# 243 for yotes



## Aaron D (Aug 11, 2008)

I have a 243 stevens 200 that im gonna start coyote hunting with right now im shooting 80 gr win pointed soft points and wondering if these work well or if i should go to the 75 gr vmax any info helps 
also does anyone know a good place near minot to :sniper: yotes


----------



## greyfields (Jul 27, 2008)

I'm using the 58gr v-max currently.


----------



## Aaron D (Aug 11, 2008)

how do those work for you and who loads them


----------



## greyfields (Jul 27, 2008)

Hornady does.

The 58gr was plenty to drop my first 'yote.


----------



## Aaron D (Aug 11, 2008)

will these heavy bullets do to much hide damage


----------



## Kelly Hannan (Jan 9, 2007)

i had bad luck with the 58 gr v-max. Liked the way they shoot, but didn't like the killing power. I switched back to 85 gr Sierra and no more problems. My 85's don't do alot of damamge, I have several kills from 30 to 350 yards.


----------



## Fallguy (Jan 23, 2004)

If I use my 243 for yotes I just use the same load I use for deer - 95 Grain Fusions. I think the reduced speed of the bullet and the solid construction (sort of like a bonded bullet) helps keep the fur damage down. I don't think it was much worse than a smaller rifle like a 223 or a 22-250....depends on where you hit and everything too.


----------



## Aaron D (Aug 11, 2008)

ok im just getting into coyote hunting so your info helps


----------



## dinny (Jul 18, 2008)

The .243win may just be perfect for coyotes. I have had great luck with the following loads. 58gr Hornady V-Max, 55gr Winchester Ballistic tips, 75gr Rem Accutips and some assorted Federal loads, 60gr HP and 70gr NBT. There is also a huge assortment of lightweight 6mm varmint bullets available to handloaders. I hunt near areas that are somewhat densely populated. I don't hunt with anything but varmint bullets. I always test my loads with the "orange test." I set up an orange on a fence post with a large police silhouette target 10ft behind it. I have shot the orange with all those loads at distances ranging from 25-100yds. If I have ever had a "shoot through", I would not have continued its use. Generally with a .223rem I would have a splatter distance of about 6-8ft, with the .243win a 8-10ft splatter distance. Your 80gr softpoints will almost always penetrate thru the coyotes creating 2 holes in the hide.


----------



## johndeerel (Jan 6, 2007)

95gr nosler ballistic tip have worked great for me. no fur damage at all


----------



## xdeano (Jan 14, 2005)

I've used 87g v-max's and they work very well as to the 87g hornady match. I've also used the 55g ballistic tip and 62g Varmint Grenade, they too have worked well. I just like the higher bc of the heavier bullets.

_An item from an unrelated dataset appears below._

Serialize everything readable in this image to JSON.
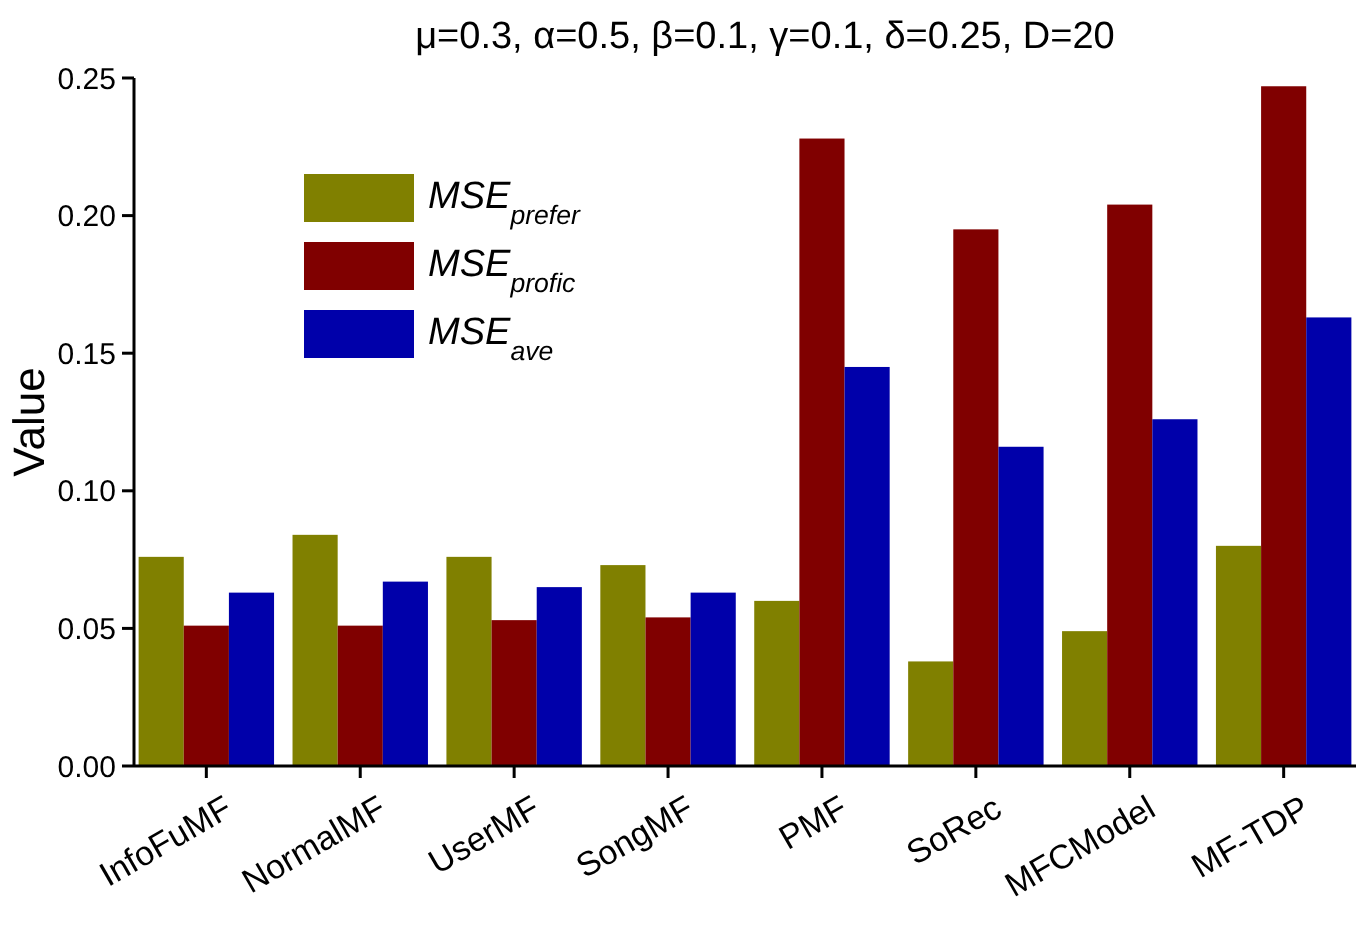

You'll get about a hundred different answers to this same question, I'd say just pick a bullet that you like and give it a try and form you're own opinion. Any bullet you choose will make a coyote dead, as long as you do your part. Heck buy a few different boxes and just play. Have fun doing it.

OR... just use what you're loading right now. the 80g soft points work just fine to punching fur.

There are a lot of good areas near minot to pick up a few coyotes. I had a friend that was at the south walmart one night and heard them right behind the building. Look and you will find. 

xdeano


----------



## NDTerminator (Aug 20, 2003)

I personally believe the 243 is the ideal ND coyote round ( bear in mind I don't hunt for fur, I just want them dead). The various 22 centerfires are just fine for the job, but none buck the wind as well or hit as hard as a 6MM.

My walk around/truck coyote rifle is a LH SS Tikka T3 Lite. I use handloads with a 70 grain Nosler Ballistic Tip at 3350FPS. this load shoots flat, bucks the wind great, has plenty of reach, and really puts them down...


----------



## camo kid 1187 (Oct 13, 2008)

I shot my first 'yote with 55Gr. ballistic silver tips it's plenty to take one down as long as you don't hit it in the part of the pelt you dont want :sniper:


----------



## Fallguy (Jan 23, 2004)

I shot my first coyote also with 243 55 grain Ballistic Silvertips. Depends where you hit them!


----------



## deadyote (Nov 17, 2008)

I shoot the 65.gr.vmax for yotes and have good luck with them out of my REM 700 VLS and varget powder


----------